To ensure repeatability of response, prompts are structured with a few key characteristics. Clear context and structure specify if data is to be pulled from telemetry, insights, tickets. Scope identifying a building, assets or points ensures that there are bounds for data in the expected response. The statement is made in plain English as opposed to pseudo code. Prompt length is limited to increase consistency and repeatability. Willow’s Report creation feature allows for multiple short prompts to be sequenced into individual sections where context can be reset. These are stitched together to formulate a longer report. 

A data QA exercise ensures repeatability and consistency in responses. Prompts are run multiple times to test and compare preview responses. They are tweaked to add additional context or reworded as needed.  

Step 5. Pilot and Scale 

Test reports are monitored for a few days to ensure that daily runs return correct and consistent responses. Piloting on a single site is a great place to start. Run the report for a couple of weeks and review for feedback daily. Tweak the prompts as needed, and run parallel reports if needed, to compare results. This is also a great time to bring on a few FMs to beta-test the process and validate impact. 

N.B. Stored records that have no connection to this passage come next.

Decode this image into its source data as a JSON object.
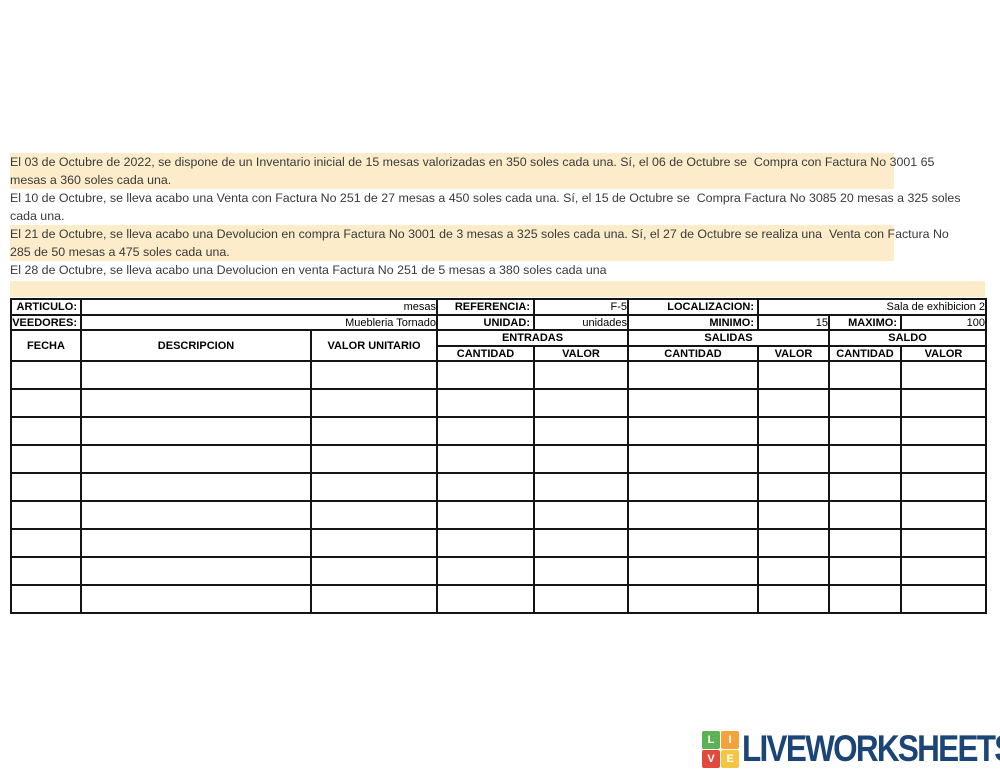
{
  "instructions": {
    "paragraphs": [
      {
        "highlight": true,
        "lines": [
          "El 03 de Octubre de 2022, se dispone de un Inventario inicial de 15 mesas valorizadas en 350 soles cada una. Sí, el 06 de Octubre se  Compra con Factura No 3001 65",
          "mesas a 360 soles cada una."
        ]
      },
      {
        "highlight": false,
        "lines": [
          "El 10 de Octubre, se lleva acabo una Venta con Factura No 251 de 27 mesas a 450 soles cada una. Sí, el 15 de Octubre se  Compra Factura No 3085 20 mesas a 325 soles",
          "cada una."
        ]
      },
      {
        "highlight": true,
        "lines": [
          "El 21 de Octubre, se lleva acabo una Devolucion en compra Factura No 3001 de 3 mesas a 325 soles cada una. Sí, el 27 de Octubre se realiza una  Venta con Factura No",
          "285 de 50 mesas a 475 soles cada una."
        ]
      },
      {
        "highlight": false,
        "lines": [
          "El 28 de Octubre, se lleva acabo una Devolucion en venta Factura No 251 de 5 mesas a 380 soles cada una"
        ]
      }
    ]
  },
  "table": {
    "info": {
      "articulo_label": "ARTICULO:",
      "articulo_value": "mesas",
      "referencia_label": "REFERENCIA:",
      "referencia_value": "F-5",
      "localizacion_label": "LOCALIZACION:",
      "localizacion_value": "Sala de exhibicion 2",
      "proveedores_label": "PROVEEDORES:",
      "proveedores_value": "Muebleria Tornado",
      "unidad_label": "UNIDAD:",
      "unidad_value": "unidades",
      "minimo_label": "MINIMO:",
      "minimo_value": "15",
      "maximo_label": "MAXIMO:",
      "maximo_value": "100"
    },
    "columns": {
      "fecha": "FECHA",
      "descripcion": "DESCRIPCION",
      "valor_unitario": "VALOR UNITARIO",
      "entradas": "ENTRADAS",
      "salidas": "SALIDAS",
      "saldo": "SALDO",
      "cantidad": "CANTIDAD",
      "valor": "VALOR"
    },
    "body": {
      "rows": 9,
      "cols": 9
    }
  },
  "logo": {
    "tiles": [
      {
        "letter": "L",
        "color": "#5cb254"
      },
      {
        "letter": "I",
        "color": "#f2a33c"
      },
      {
        "letter": "V",
        "color": "#e2493d"
      },
      {
        "letter": "E",
        "color": "#f6c643"
      }
    ],
    "text": "LIVEWORKSHEETS",
    "text_color": "#1b4577"
  },
  "colors": {
    "highlight": "#fcecca",
    "table_border": "#141414"
  }
}
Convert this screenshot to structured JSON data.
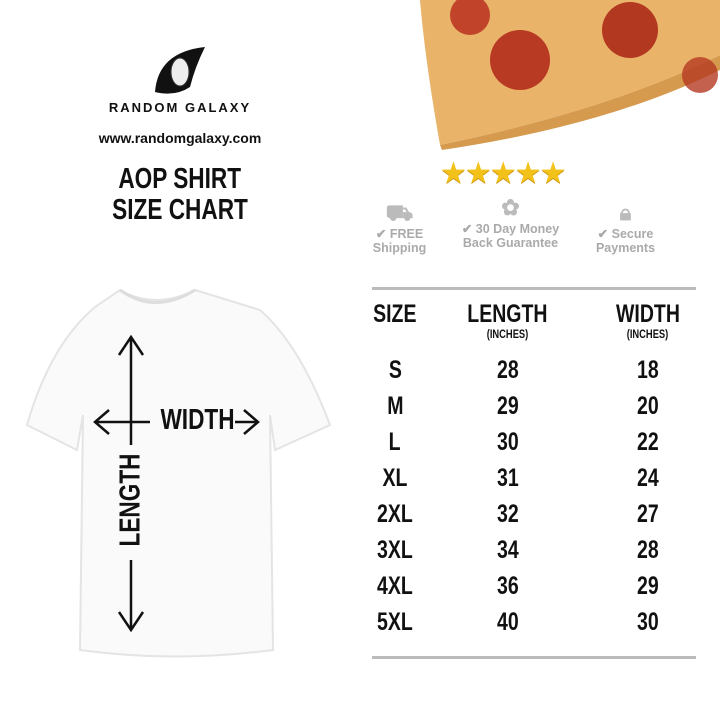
{
  "brand": {
    "name": "RANDOM GALAXY",
    "url": "www.randomgalaxy.com"
  },
  "title": {
    "line1": "AOP SHIRT",
    "line2": "SIZE CHART"
  },
  "rating": {
    "stars": 5,
    "max": 5,
    "color": "#f3c21a"
  },
  "badges": [
    {
      "icon": "truck-icon",
      "label": "FREE Shipping"
    },
    {
      "icon": "award-ribbon-icon",
      "label": "30 Day Money Back Guarantee"
    },
    {
      "icon": "lock-icon",
      "label": "Secure Payments"
    }
  ],
  "diagram": {
    "width_label": "WIDTH",
    "length_label": "LENGTH"
  },
  "table": {
    "headers": [
      "SIZE",
      "LENGTH",
      "WIDTH"
    ],
    "units": [
      "",
      "(INCHES)",
      "(INCHES)"
    ],
    "rows": [
      [
        "S",
        "28",
        "18"
      ],
      [
        "M",
        "29",
        "20"
      ],
      [
        "L",
        "30",
        "22"
      ],
      [
        "XL",
        "31",
        "24"
      ],
      [
        "2XL",
        "32",
        "27"
      ],
      [
        "3XL",
        "34",
        "28"
      ],
      [
        "4XL",
        "36",
        "29"
      ],
      [
        "5XL",
        "40",
        "30"
      ]
    ]
  }
}
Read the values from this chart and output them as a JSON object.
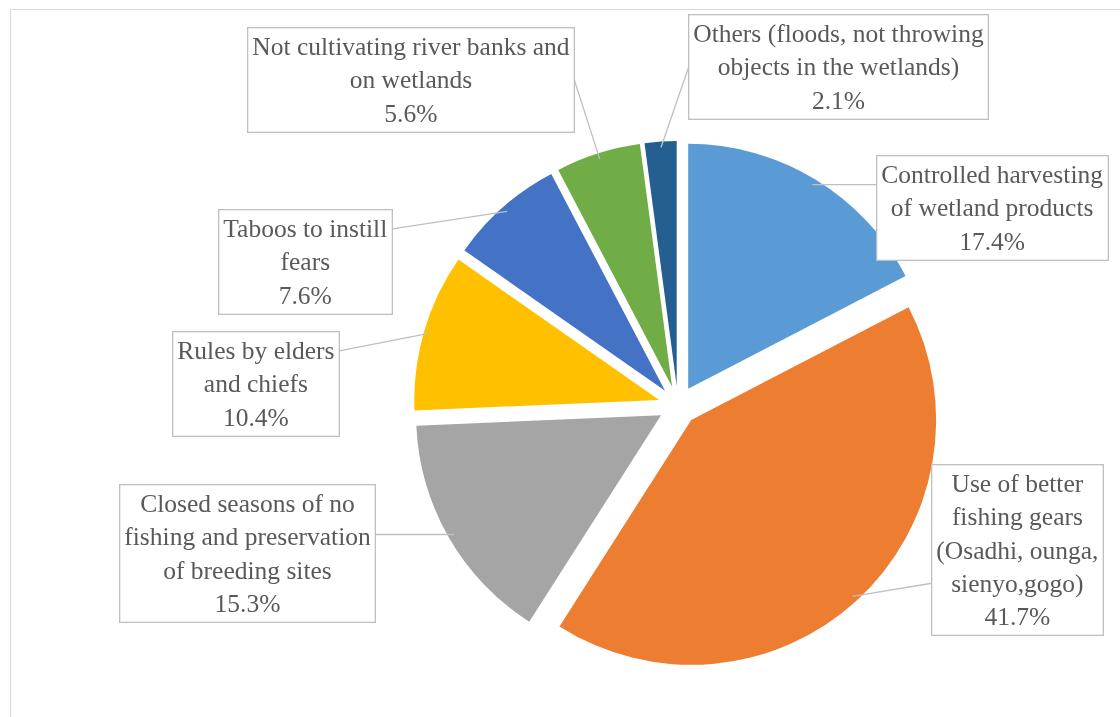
{
  "chart_data": {
    "type": "pie",
    "categories": [
      "Controlled harvesting of wetland products",
      "Use of better fishing gears (Osadhi, ounga, sienyo,gogo)",
      "Closed seasons of no fishing and preservation of breeding sites",
      "Rules by elders and chiefs",
      "Taboos to instill fears",
      "Not cultivating river banks and on wetlands",
      "Others (floods, not throwing objects in the wetlands)"
    ],
    "values": [
      17.4,
      41.7,
      15.3,
      10.4,
      7.6,
      5.6,
      2.1
    ],
    "colors": [
      "#5b9bd5",
      "#ed7d31",
      "#a5a5a5",
      "#ffc000",
      "#4472c4",
      "#70ad47",
      "#255e91"
    ],
    "value_labels": [
      "17.4%",
      "41.7%",
      "15.3%",
      "10.4%",
      "7.6%",
      "5.6%",
      "2.1%"
    ]
  }
}
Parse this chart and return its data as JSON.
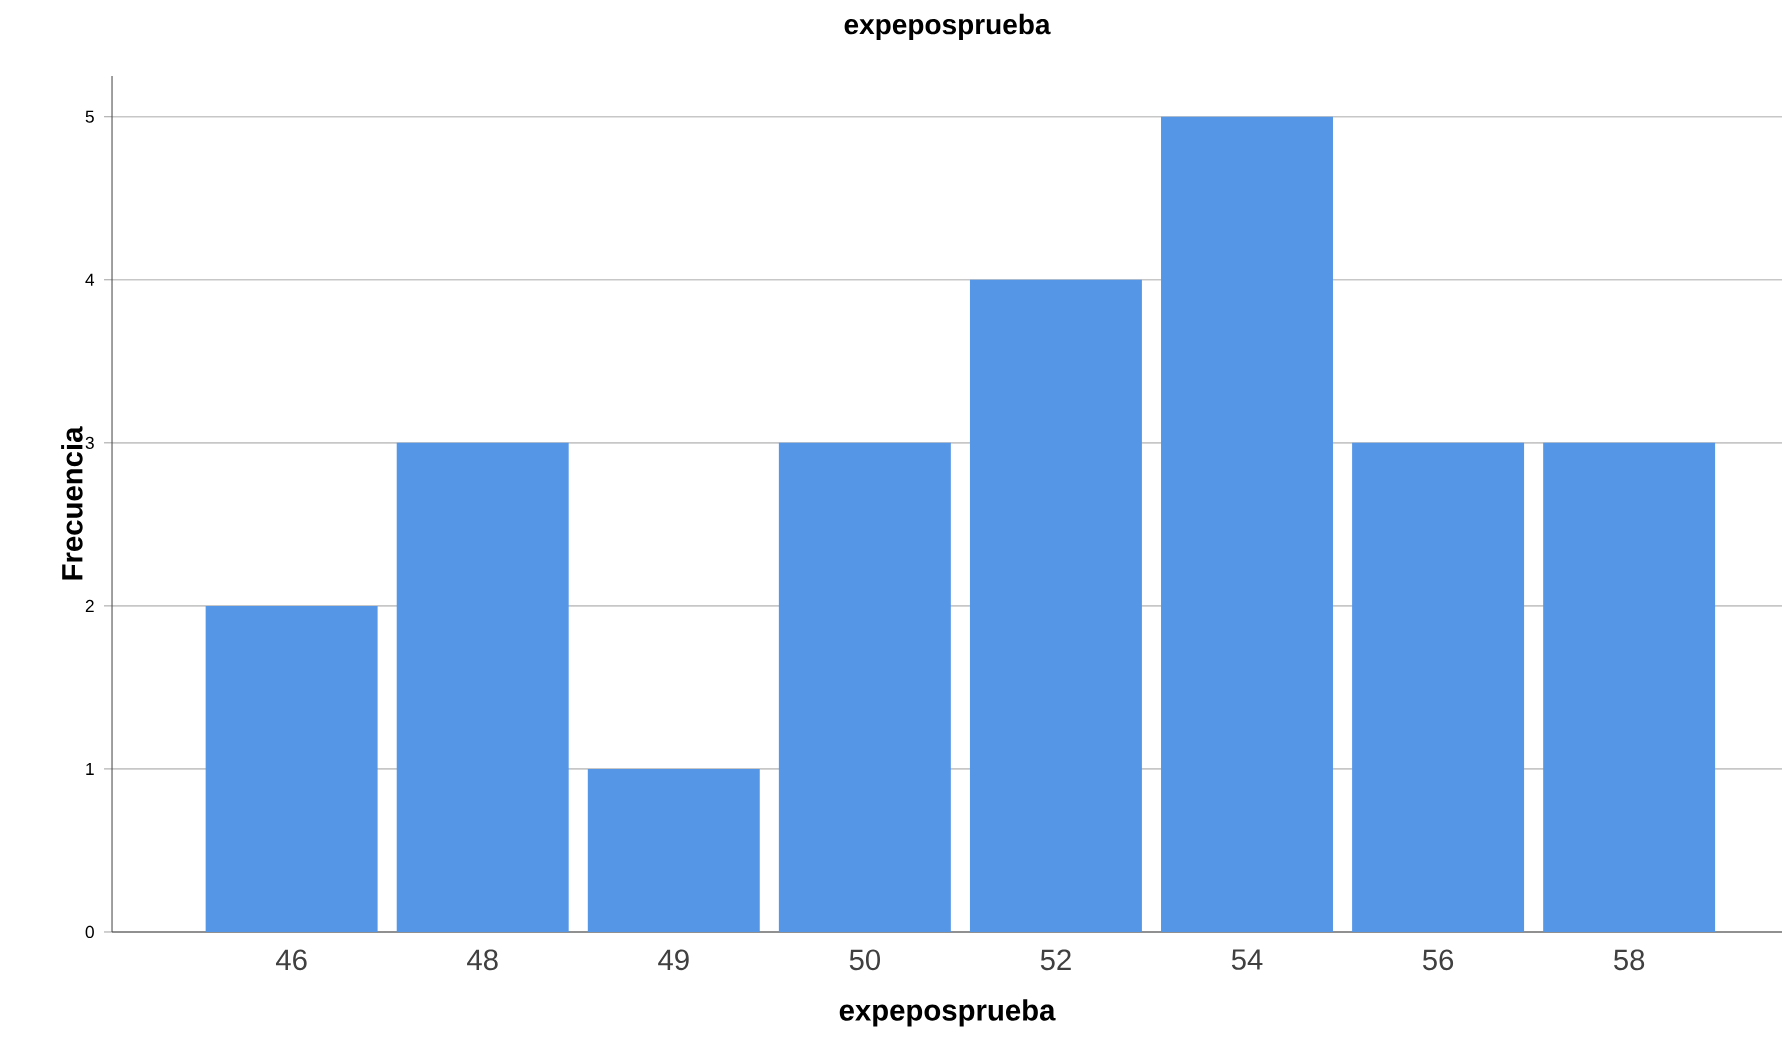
{
  "chart_data": {
    "type": "bar",
    "title": "expeposprueba",
    "xlabel": "expeposprueba",
    "ylabel": "Frecuencia",
    "categories": [
      "46",
      "48",
      "49",
      "50",
      "52",
      "54",
      "56",
      "58"
    ],
    "values": [
      2,
      3,
      1,
      3,
      4,
      5,
      3,
      3
    ],
    "color": "#5596e6",
    "ylim": [
      0,
      5.25
    ],
    "yticks": [
      0,
      1,
      2,
      3,
      4,
      5
    ],
    "grid": "y"
  }
}
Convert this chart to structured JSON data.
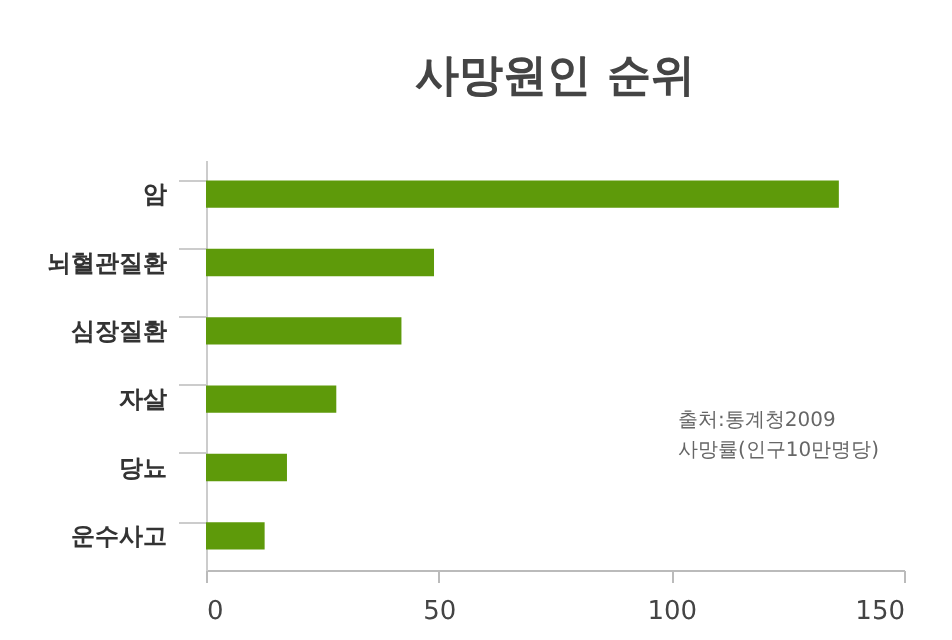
{
  "chart_data": {
    "type": "bar",
    "title": "사망원인 순위",
    "orientation": "horizontal",
    "categories": [
      "암",
      "뇌혈관질환",
      "심장질환",
      "자살",
      "당뇨",
      "운수사고"
    ],
    "values": [
      136,
      49,
      42,
      28,
      17.4,
      12.6
    ],
    "color": "#5e9a0a",
    "xlim": [
      0,
      150
    ],
    "xticks": [
      0,
      50,
      100,
      150
    ],
    "grid": false,
    "annotations": [
      "출처:통계청2009",
      "사망률(인구10만명당)"
    ]
  }
}
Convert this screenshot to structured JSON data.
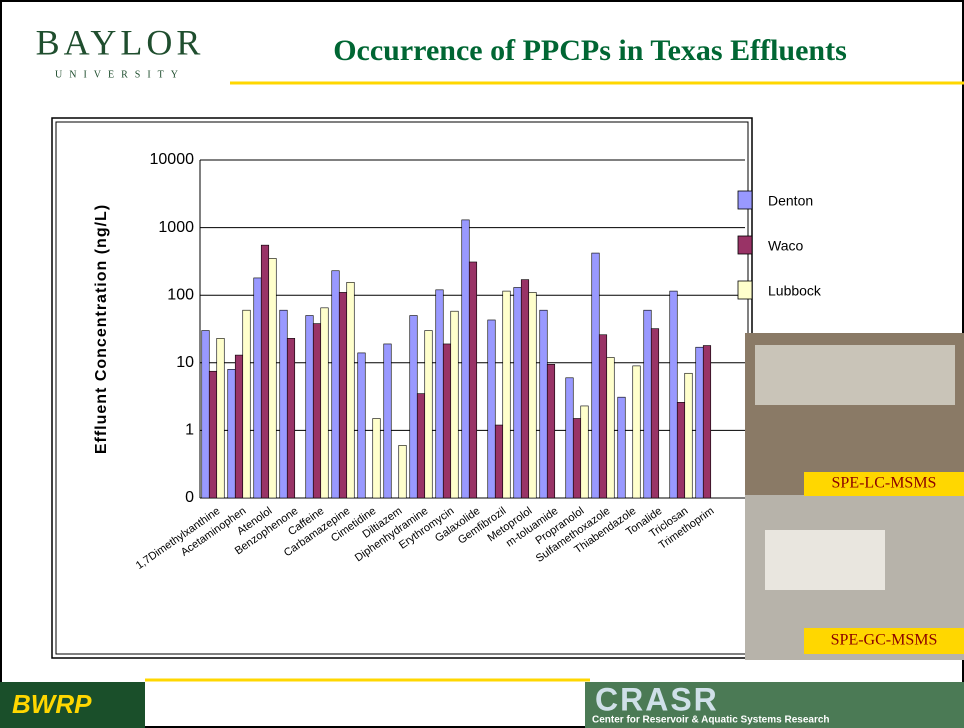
{
  "header": {
    "logo": "BAYLOR",
    "logo_sub": "UNIVERSITY"
  },
  "photos": [
    "SPE-LC-MSMS",
    "SPE-GC-MSMS"
  ],
  "footer": {
    "left": "BWRP",
    "right": "CRASR",
    "right_sub": "Center for Reservoir & Aquatic Systems Research"
  },
  "chart_data": {
    "type": "bar",
    "title": "Occurrence of PPCPs in Texas Effluents",
    "y_label": "Effluent Concentration (ng/L)",
    "log_scale": true,
    "grid": true,
    "legend": "right",
    "ylim": [
      0.1,
      10000
    ],
    "yticks": [
      {
        "value": 0.1,
        "label": "0"
      },
      1,
      10,
      100,
      1000,
      10000
    ],
    "categories": [
      "1,7Dimethylxanthine",
      "Acetaminophen",
      "Atenolol",
      "Benzophenone",
      "Caffeine",
      "Carbamazepine",
      "Cimetidine",
      "Diltiazem",
      "Diphenhydramine",
      "Erythromycin",
      "Galaxolide",
      "Gemfibrozil",
      "Metoprolol",
      "m-toluamide",
      "Propranolol",
      "Sulfamethoxazole",
      "Thiabendazole",
      "Tonalide",
      "Triclosan",
      "Trimethoprim"
    ],
    "series": [
      {
        "name": "Denton",
        "color": "#9999ff",
        "values": [
          30,
          8,
          180,
          60,
          50,
          230,
          14,
          19,
          50,
          120,
          1300,
          43,
          130,
          60,
          6,
          420,
          3.1,
          60,
          115,
          17
        ]
      },
      {
        "name": "Waco",
        "color": "#993366",
        "values": [
          7.5,
          13,
          550,
          23,
          38,
          110,
          null,
          null,
          3.5,
          19,
          310,
          1.2,
          170,
          9.5,
          1.5,
          26,
          null,
          32,
          2.6,
          18
        ]
      },
      {
        "name": "Lubbock",
        "color": "#ffffcc",
        "values": [
          23,
          60,
          350,
          null,
          65,
          155,
          1.5,
          0.6,
          30,
          58,
          null,
          115,
          110,
          null,
          2.3,
          12,
          9,
          null,
          7,
          null
        ]
      }
    ]
  }
}
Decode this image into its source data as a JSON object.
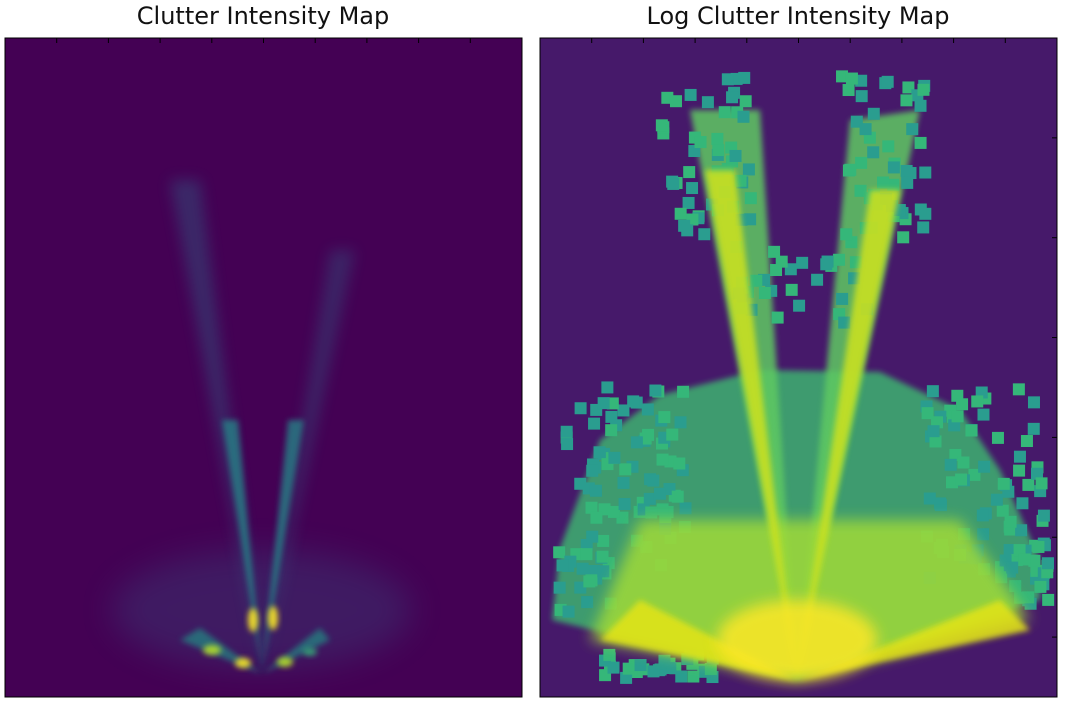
{
  "chart_data": [
    {
      "type": "heatmap",
      "title": "Clutter Intensity Map",
      "colormap": "viridis",
      "scale": "linear",
      "xlabel": "",
      "ylabel": "",
      "tick_labels_shown": false,
      "x_tick_count": 9,
      "y_tick_count": 0,
      "grid": false,
      "background_color": "#440154"
    },
    {
      "type": "heatmap",
      "title": "Log Clutter Intensity Map",
      "colormap": "viridis",
      "scale": "log",
      "xlabel": "",
      "ylabel": "",
      "tick_labels_shown": false,
      "x_tick_count": 9,
      "y_tick_count": 6,
      "grid": false,
      "background_color": "#46196a"
    }
  ]
}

A successful pilot creates confidence to scale out to other sites. The report can also be leveraged to address additional audiences and personas.  

Closing Thoughts 

With Willow’s AI-generated Reports, Investa transformed a daily ritual from manual stitching to automated clarity. The benefits are tangible. Teams begin the day with shared facts and clear priorities. There are fewer surprises as emerging issues are flagged early with hypotheses and steps. Anomalies are caught and actioned in time. Comfort clusters are identified and addressed proactively, increasing occupant satisfaction. Leaders get a unified view of the entire portfolio and can make informed decisions. 

Efforts made in structuring and validating prompts for repeatability ensure that data in the reports can be trusted. Underlying all this is the tenuous balance of combining the benefit of probabilistic, non-deterministic LLMs with traditional deterministic techniques. The impact is the ability to scale with AI-driven efficiencies, reducing busywork and alarm fatigue so teams can refocus on the strategic work that truly moves the needle.